Erdost, Cemal Süreya için “Cemal’in ülkesi Türkçe oldu. Başkenti de şiiri. Türkçeyi güzelleştirdi, zenginleştirdi. Nice güzel şey onun güzel Türkçesiyle yaratıldı. Ulus birliğiyle bütünleşme, nasıl ki Türkçeyle kazanılmışsa, Türkçeyle dokuduğu yelken ona evrenselin kapılarını açtı. Ülkü Tamer’in şiirinde billurlaştırıldığı gibi ‘Okyanusta Fırat’ın Salı’ oldu. Ulus ve ulusal uğrakta yöreselden evrensele açılmış bir sal. Cemal ne bir aşiretin, ne bir kavmin üyesi olarak kalabilirdi ve ne de bir ulus bireyi olarak kendini sınırlayabilirdi. Türkçe sınırlarını çizse de, o, insanlığın insanıdır. İnsanlık okyanusundaki saldır.”; Cemal Süreya’nın 1960’tan 1981’e kadar 53 sayı çıkardığı Papirüs için de “şöyle söylenebilir ki, Papirüs düşü, Cemal’in düşüdür, düşlerin düşü de denebilir” dedi.

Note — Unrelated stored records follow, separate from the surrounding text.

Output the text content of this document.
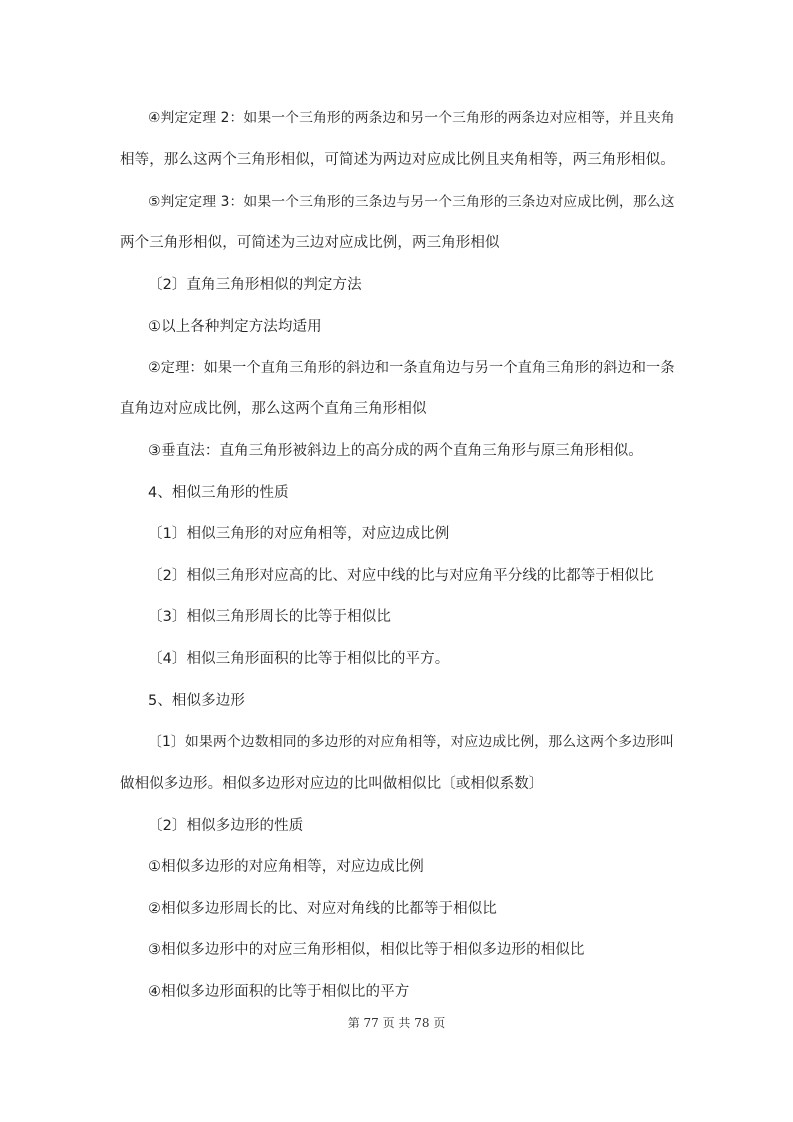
④判定定理 2：如果一个三角形的两条边和另一个三角形的两条边对应相等，并且夹角
相等，那么这两个三角形相似，可简述为两边对应成比例且夹角相等，两三角形相似。
⑤判定定理 3：如果一个三角形的三条边与另一个三角形的三条边对应成比例，那么这
两个三角形相似，可简述为三边对应成比例，两三角形相似
〔2〕直角三角形相似的判定方法
①以上各种判定方法均适用
②定理：如果一个直角三角形的斜边和一条直角边与另一个直角三角形的斜边和一条
直角边对应成比例，那么这两个直角三角形相似
③垂直法：直角三角形被斜边上的高分成的两个直角三角形与原三角形相似。
4、相似三角形的性质
〔1〕相似三角形的对应角相等，对应边成比例
〔2〕相似三角形对应高的比、对应中线的比与对应角平分线的比都等于相似比
〔3〕相似三角形周长的比等于相似比
〔4〕相似三角形面积的比等于相似比的平方。
5、相似多边形
〔1〕如果两个边数相同的多边形的对应角相等，对应边成比例，那么这两个多边形叫
做相似多边形。相似多边形对应边的比叫做相似比〔或相似系数〕
〔2〕相似多边形的性质
①相似多边形的对应角相等，对应边成比例
②相似多边形周长的比、对应对角线的比都等于相似比
③相似多边形中的对应三角形相似，相似比等于相似多边形的相似比
④相似多边形面积的比等于相似比的平方
第 77 页 共 78 页
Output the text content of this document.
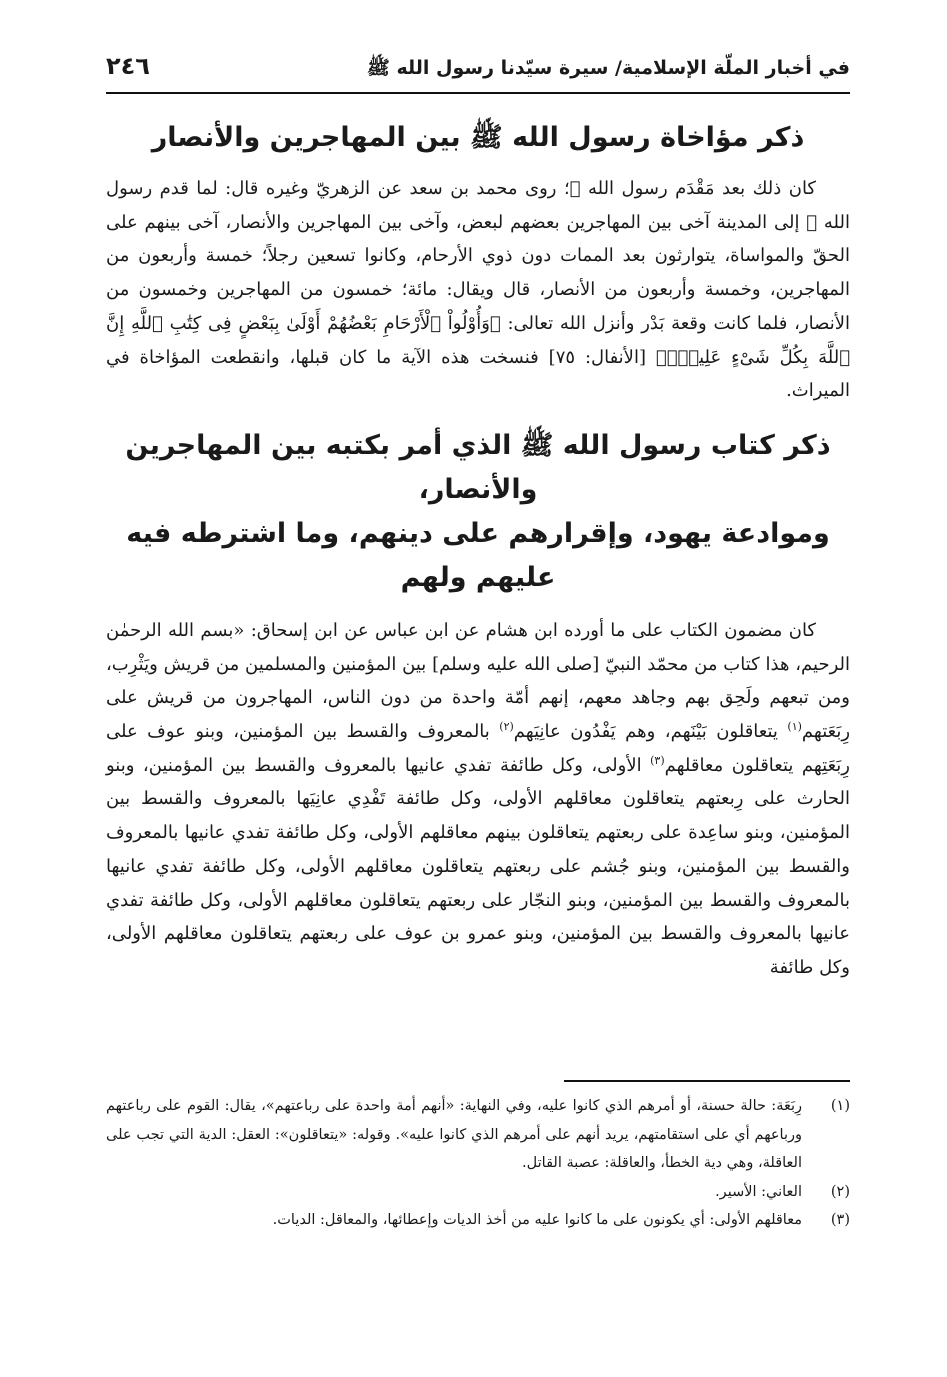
في أخبار الملّة الإسلامية/ سيرة سيّدنا رسول الله ﷺ
٢٤٦
ذكر مؤاخاة رسول الله ﷺ بين المهاجرين والأنصار

كان ذلك بعد مَقْدَم رسول الله ﷺ؛ روى محمد بن سعد عن الزهريّ وغيره قال: لما قدم رسول الله ﷺ إلى المدينة آخى بين المهاجرين بعضهم لبعض، وآخى بين المهاجرين والأنصار، آخى بينهم على الحقّ والمواساة، يتوارثون بعد الممات دون ذوي الأرحام، وكانوا تسعين رجلاً؛ خمسة وأربعون من المهاجرين، وخمسة وأربعون من الأنصار، قال ويقال: مائة؛ خمسون من المهاجرين وخمسون من الأنصار، فلما كانت وقعة بَدْر وأنزل الله تعالى: ﴿وَأُوْلُواْ ٱلْأَرْحَامِ بَعْضُهُمْ أَوْلَىٰ بِبَعْضٍ فِى كِتَٰبِ ٱللَّهِ إِنَّ ٱللَّهَ بِكُلِّ شَىْءٍ عَلِيمٌۢ﴾ [الأنفال: ٧٥] فنسخت هذه الآية ما كان قبلها، وانقطعت المؤاخاة في الميراث.

ذكر كتاب رسول الله ﷺ الذي أمر بكتبه بين المهاجرين والأنصار،
وموادعة يهود، وإقرارهم على دينهم، وما اشترطه فيه عليهم ولهم

كان مضمون الكتاب على ما أورده ابن هشام عن ابن عباس عن ابن إسحاق: «بسم الله الرحمٰن الرحيم، هذا كتاب من محمّد النبيّ [صلى الله عليه وسلم] بين المؤمنين والمسلمين من قريش ويَثْرِب، ومن تبعهم ولَحِق بهم وجاهد معهم، إنهم أمّة واحدة من دون الناس، المهاجرون من قريش على رِبَعَتهم$^{(١)}$ يتعاقلون بَيْنَهم، وهم يَفْدُون عانِيَهم$^{(٢)}$ بالمعروف والقسط بين المؤمنين، وبنو عوف على رِبَعَتِهم يتعاقلون معاقلهم$^{(٣)}$ الأولى، وكل طائفة تفدي عانيها بالمعروف والقسط بين المؤمنين، وبنو الحارث على رِبعتهم يتعاقلون معاقلهم الأولى، وكل طائفة تَفْدِي عانِيَها بالمعروف والقسط بين المؤمنين، وبنو ساعِدة على ربعتهم يتعاقلون بينهم معاقلهم الأولى، وكل طائفة تفدي عانيها بالمعروف والقسط بين المؤمنين، وبنو جُشم على ربعتهم يتعاقلون معاقلهم الأولى، وكل طائفة تفدي عانيها بالمعروف والقسط بين المؤمنين، وبنو النجّار على ربعتهم يتعاقلون معاقلهم الأولى، وكل طائفة تفدي عانيها بالمعروف والقسط بين المؤمنين، وبنو عمرو بن عوف على ربعتهم يتعاقلون معاقلهم الأولى، وكل طائفة

(١)
رِبَعَة: حالة حسنة، أو أمرهم الذي كانوا عليه، وفي النهاية: «أنهم أمة واحدة على رباعتهم»، يقال: القوم على رباعتهم ورباعهم أي على استقامتهم، يريد أنهم على أمرهم الذي كانوا عليه». وقوله: «يتعاقلون»: العقل: الدية التي تجب على العاقلة، وهي دية الخطأ، والعاقلة: عصبة القاتل.
(٢)
العاني: الأسير.
(٣)
معاقلهم الأولى: أي يكونون على ما كانوا عليه من أخذ الديات وإعطائها، والمعاقل: الديات.
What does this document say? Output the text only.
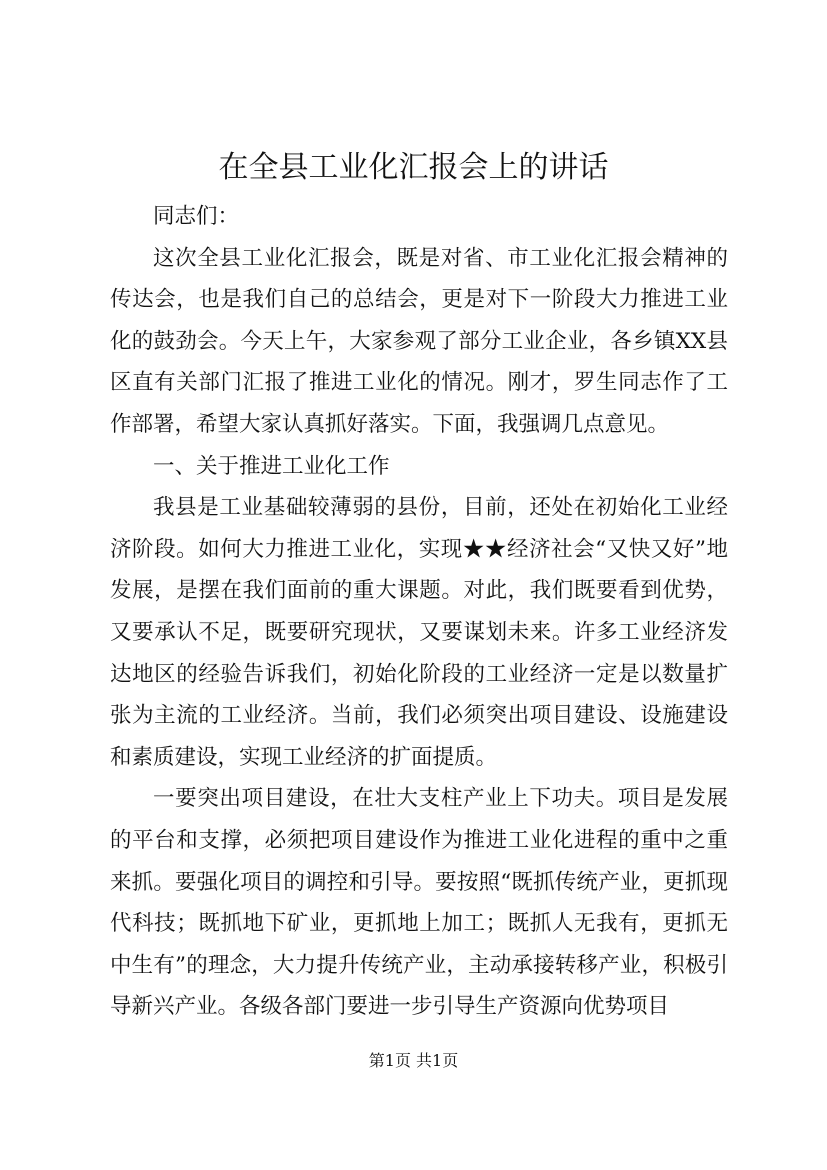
在全县工业化汇报会上的讲话

同志们：

这次全县工业化汇报会，既是对省、市工业化汇报会精神的传达会，也是我们自己的总结会，更是对下一阶段大力推进工业化的鼓劲会。今天上午，大家参观了部分工业企业，各乡镇XX县区直有关部门汇报了推进工业化的情况。刚才，罗生同志作了工作部署，希望大家认真抓好落实。下面，我强调几点意见。

一、关于推进工业化工作

我县是工业基础较薄弱的县份，目前，还处在初始化工业经济阶段。如何大力推进工业化，实现★★经济社会“又快又好”地发展，是摆在我们面前的重大课题。对此，我们既要看到优势，又要承认不足，既要研究现状，又要谋划未来。许多工业经济发达地区的经验告诉我们，初始化阶段的工业经济一定是以数量扩张为主流的工业经济。当前，我们必须突出项目建设、设施建设和素质建设，实现工业经济的扩面提质。

一要突出项目建设，在壮大支柱产业上下功夫。项目是发展的平台和支撑，必须把项目建设作为推进工业化进程的重中之重来抓。要强化项目的调控和引导。要按照“既抓传统产业，更抓现代科技；既抓地下矿业，更抓地上加工；既抓人无我有，更抓无中生有”的理念，大力提升传统产业，主动承接转移产业，积极引导新兴产业。各级各部门要进一步引导生产资源向优势项目

第1页 共1页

Muzaffer İlhan Erdost, konuşmasının “Sin ve Kefen” başlıklı son bölümünde, salondakileri tarifsiz hüzünlerle sarsan, Cemal Süreya’nın 9 Ocak 1990’da yaşamdan ayrılışını, 11 Ocak 1990’da sonsuzluğa uğurlanışını anlattı ve seslenişini, fazlasıyla hak ettiği uzun uzun alkışlar eşliğinde sonlandırdı.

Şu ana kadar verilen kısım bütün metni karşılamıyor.